INDIGENA: inductive prediction of disease-gene associations using phenotype ontologies

TL;DR

INDIGENA addresses the challenge of predicting disease–gene associations for Mendelian diseases by leveraging phenotype ontologies in an inductive framework. It constructs cross-species phenotype graphs, learns latent phenotype representations with multiple graph embedding models, and aggregates these embeddings to score gene–disease pairs, incorporating a supervised signal from known GDAs. The approach demonstrates that inductive, phenotype-based embeddings can approach transductive performance while outperforming handcrafted semantic similarity baselines, with strong statistical support. This has practical implications for rare-disease diagnosis and clinical genomics, enabling gene prioritization for novel diseases described by phenotypes without retraining on those diseases.

Abstract

Motivation: Predicting gene-disease associations (GDAs) is the problem to determine which gene is associated with a disease. GDA prediction can be framed as a ranking problem where genes are ranked for a query disease, based on features such as phenotypic similarity. By describing phenotypes using phenotype ontologies, ontology-based semantic similarity measures can be used. However, traditional semantic similarity measures use only the ontology taxonomy. Recent methods based on ontology embeddings compare phenotypes in latent space; these methods can use all ontology axioms as well as a supervised signal, but are inherently transductive, i.e., query entities must already be known at the time of learning embeddings, and therefore these methods do not generalize to novel diseases (sets of phenotypes) at inference time. Results: We developed INDIGENA, an inductive disease-gene association method for ranking genes based on a set of phenotypes. Our method first uses a graph projection to map axioms from phenotype ontologies to a graph structure, and then uses graph embeddings to create latent representations of phenotypes. We use an explicit aggregation strategy to combine phenotype embeddings into representations of genes or diseases, allowing us to generalize to novel sets of phenotypes. We also develop a method to make the phenotype embeddings and the similarity measure task-specific by including a supervised signal from known gene-disease associations. We apply our method to mouse models of human disease and demonstrate that we can significantly improve over the inductive semantic similarity baseline measures, and reach a performance similar to transductive methods for predicting gene-disease associations while being more general. Availability and Implementation: https://github.com/bio-ontology-research-group/indigena
Paper Structure (15 sections, 9 equations, 2 figures, 3 tables)
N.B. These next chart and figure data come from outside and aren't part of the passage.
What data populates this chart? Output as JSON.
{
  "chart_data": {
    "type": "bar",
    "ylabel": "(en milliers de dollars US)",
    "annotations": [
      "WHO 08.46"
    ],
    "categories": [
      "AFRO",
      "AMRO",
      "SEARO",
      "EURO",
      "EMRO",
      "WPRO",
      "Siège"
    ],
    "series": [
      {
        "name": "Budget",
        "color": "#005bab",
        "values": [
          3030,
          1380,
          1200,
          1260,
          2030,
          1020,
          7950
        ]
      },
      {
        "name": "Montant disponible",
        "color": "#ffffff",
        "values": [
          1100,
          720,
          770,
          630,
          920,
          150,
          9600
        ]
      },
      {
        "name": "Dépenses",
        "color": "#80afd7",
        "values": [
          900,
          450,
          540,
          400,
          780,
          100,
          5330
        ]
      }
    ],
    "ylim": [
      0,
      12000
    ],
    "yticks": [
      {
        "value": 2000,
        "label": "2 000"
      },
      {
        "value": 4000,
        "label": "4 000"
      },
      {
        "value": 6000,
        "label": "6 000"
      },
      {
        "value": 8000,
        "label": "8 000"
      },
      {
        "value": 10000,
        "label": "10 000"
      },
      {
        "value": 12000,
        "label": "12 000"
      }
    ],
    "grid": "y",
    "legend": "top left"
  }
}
This paper contains 15 sections, 9 equations, 2 figures, 3 tables.

Figures (2)

  • Figure 1: Different graph structures. Nodes $\bullet$ represent UPheno entities, $\bullet$ represent genes, $\bullet$ represent training diseases and $\bullet$ represent testing diseases. (a) Graph 1 is the original UPheno graph representation. (b) Graph 2 includes gene--phenotype associations. (c) Graph 3 includes disease--phenotype associations. (d) Graph 4 includes gene--disease associations. (e) and (f) are transductive variations where testing diseases have been added to the graph linking them to their phenotypes.
  • Figure 2: UMAP representation of learned embeddings for methods TransE, TransH and TransD on the first fold. TransE learns a distance function direcly, therefore, their embeddings are scattered across the latent space. TransH and TransD learn a projection function; therefore the initial latent space capture similarity features of embeddings.